Calculation of Field Dependent Mobility in MoS 2 and WS 2 with Multi-Valley Monte Carlo Method

Since the two dimensional (2D) material are found to have potential for transistor application due to their suppression in short channel effect, they have attracted significant attention from worldwide researchers, and gradually demonstrate the potential for the next-generation transistors. In all of 2D materials, transition metal dichalcogenide (TMD) monolayers are the most popular ones because they have wider bandgap to provide better on/off ratio, and also have good mobility in theoretical prediction [1] . In recent years, there are some groups using TMD monolayers to make transistors and getting on/off ratio larger than 10 7 [2] . However, due to difficulties to grow perfect 2D monolayer, mobility reported by experiments is much lower than the theoretical prediction.
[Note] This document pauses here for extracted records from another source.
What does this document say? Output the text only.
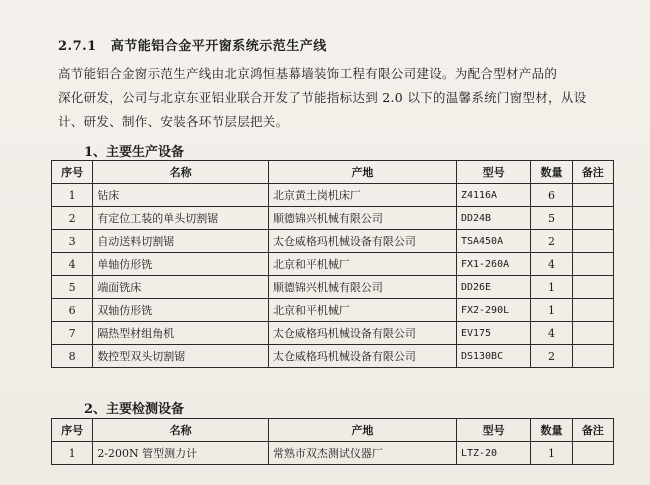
2.7.1 高节能铝合金平开窗系统示范生产线
高节能铝合金窗示范生产线由北京鸿恒基幕墙装饰工程有限公司建设。为配合型材产品的
深化研发，公司与北京东亚铝业联合开发了节能指标达到 2.0 以下的温馨系统门窗型材，从设
计、研发、制作、安装各环节层层把关。
1、主要生产设备
序号	名称	产地	型号	数量	备注
1	钻床	北京黄土岗机床厂	Z4116A	6	
2	有定位工装的单头切割锯	顺德锦兴机械有限公司	DD24B	5	
3	自动送料切割锯	太仓威格玛机械设备有限公司	TSA450A	2	
4	单轴仿形铣	北京和平机械厂	FX1-260A	4	
5	端面铣床	顺德锦兴机械有限公司	DD26E	1	
6	双轴仿形铣	北京和平机械厂	FX2-290L	1	
7	隔热型材组角机	太仓威格玛机械设备有限公司	EV175	4	
8	数控型双头切割锯	太仓威格玛机械设备有限公司	DS130BC	2	
2、主要检测设备
序号	名称	产地	型号	数量	备注
1	2-200N 管型测力计	常熟市双杰测试仪器厂	LTZ-20	1	
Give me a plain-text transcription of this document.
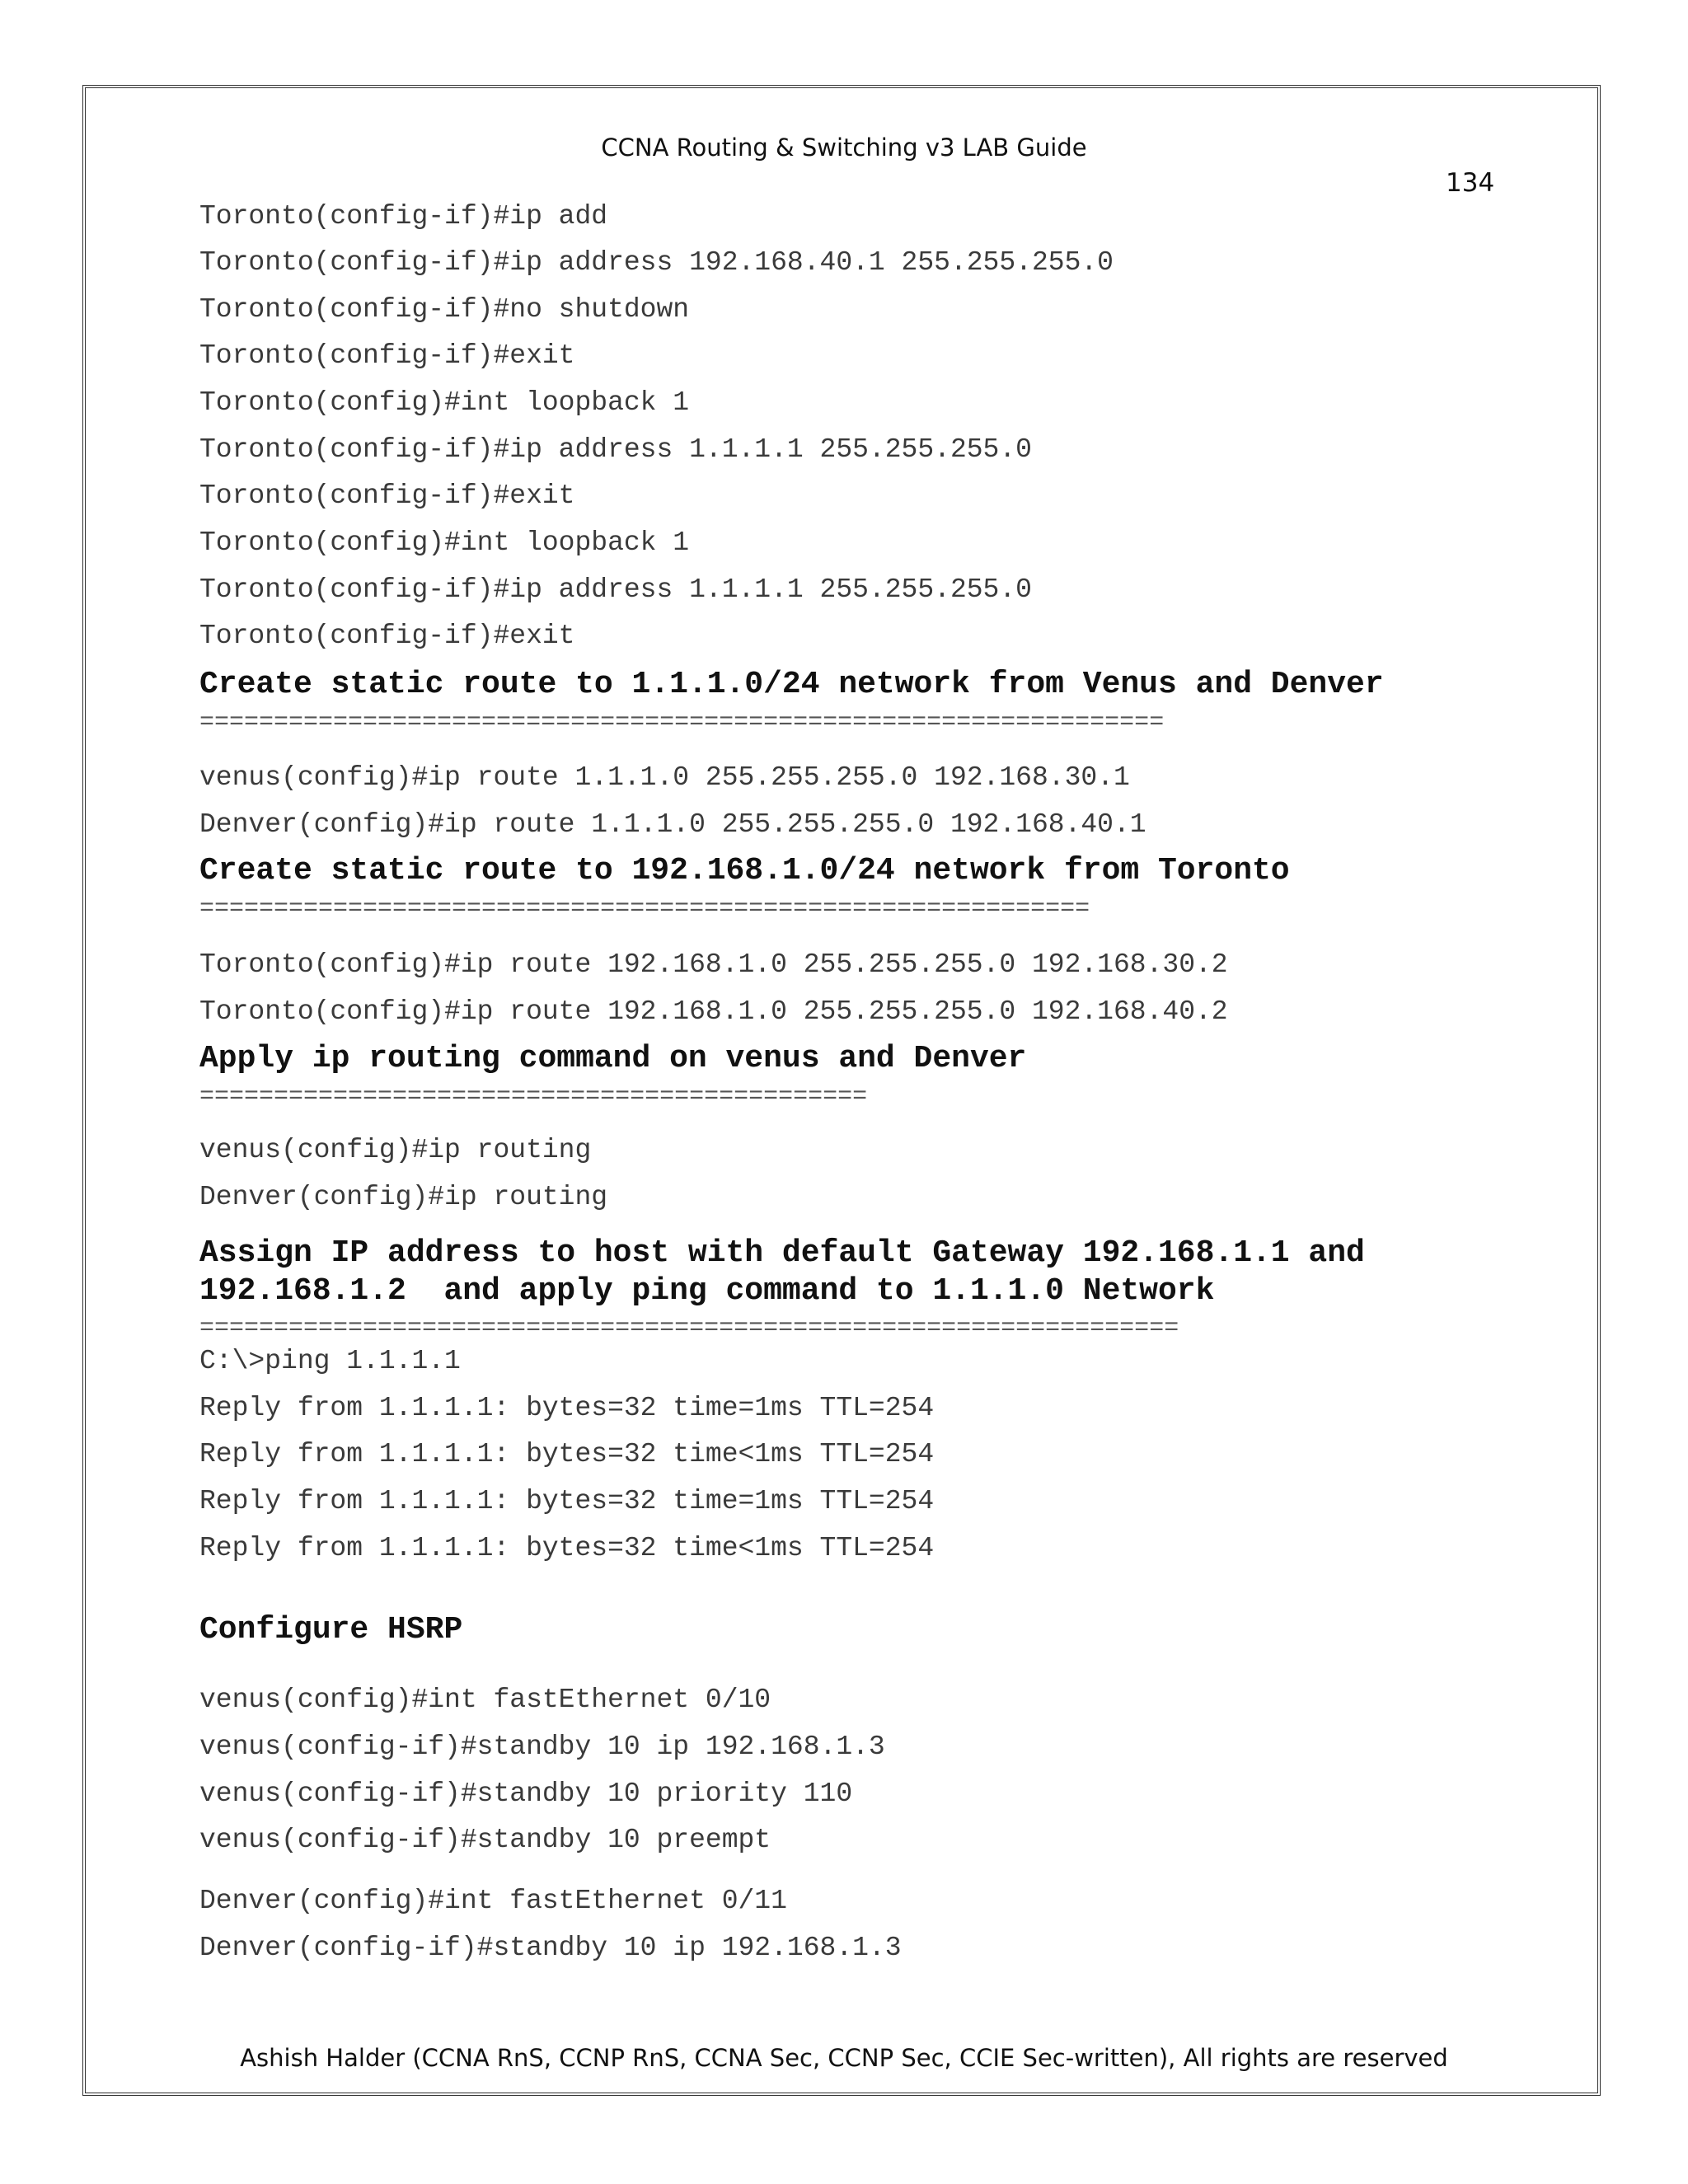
CCNA Routing & Switching v3 LAB Guide
134
Toronto(config-if)#ip add
Toronto(config-if)#ip address 192.168.40.1 255.255.255.0
Toronto(config-if)#no shutdown
Toronto(config-if)#exit
Toronto(config)#int loopback 1
Toronto(config-if)#ip address 1.1.1.1 255.255.255.0
Toronto(config-if)#exit
Toronto(config)#int loopback 1
Toronto(config-if)#ip address 1.1.1.1 255.255.255.0
Toronto(config-if)#exit
Create static route to 1.1.1.0/24 network from Venus and Denver
=================================================================
venus(config)#ip route 1.1.1.0 255.255.255.0 192.168.30.1
Denver(config)#ip route 1.1.1.0 255.255.255.0 192.168.40.1
Create static route to 192.168.1.0/24 network from Toronto
============================================================
Toronto(config)#ip route 192.168.1.0 255.255.255.0 192.168.30.2
Toronto(config)#ip route 192.168.1.0 255.255.255.0 192.168.40.2
Apply ip routing command on venus and Denver
=============================================
venus(config)#ip routing
Denver(config)#ip routing
Assign IP address to host with default Gateway 192.168.1.1 and
192.168.1.2  and apply ping command to 1.1.1.0 Network
==================================================================
C:\>ping 1.1.1.1
Reply from 1.1.1.1: bytes=32 time=1ms TTL=254
Reply from 1.1.1.1: bytes=32 time<1ms TTL=254
Reply from 1.1.1.1: bytes=32 time=1ms TTL=254
Reply from 1.1.1.1: bytes=32 time<1ms TTL=254
Configure HSRP
venus(config)#int fastEthernet 0/10
venus(config-if)#standby 10 ip 192.168.1.3
venus(config-if)#standby 10 priority 110
venus(config-if)#standby 10 preempt
Denver(config)#int fastEthernet 0/11
Denver(config-if)#standby 10 ip 192.168.1.3
Ashish Halder (CCNA RnS, CCNP RnS, CCNA Sec, CCNP Sec, CCIE Sec-written), All rights are reserved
The real intrinsic transport properties of TMD materials are still unclear. As a result, it is needed to be further discussed. There are several ways to calculate mobility. One common way is Boltzmann transport equation. Another way is Monte Carlo approach, which can simulate the movement of carriers in materials. It can calculate the velocity under different electric fields and also saturation velocity. As transistors get smaller, besides low-field mobility, high-field velocity becomes more critical. As a result, in this work, Monte Carlo method is adopted to simulate transport of electrons in monolayer MoS 2 and WS2 2 . We will discuss the electron velocity under different electric fields and also discuss the influence of satellite Q valleys on electron transport in both TMD materials.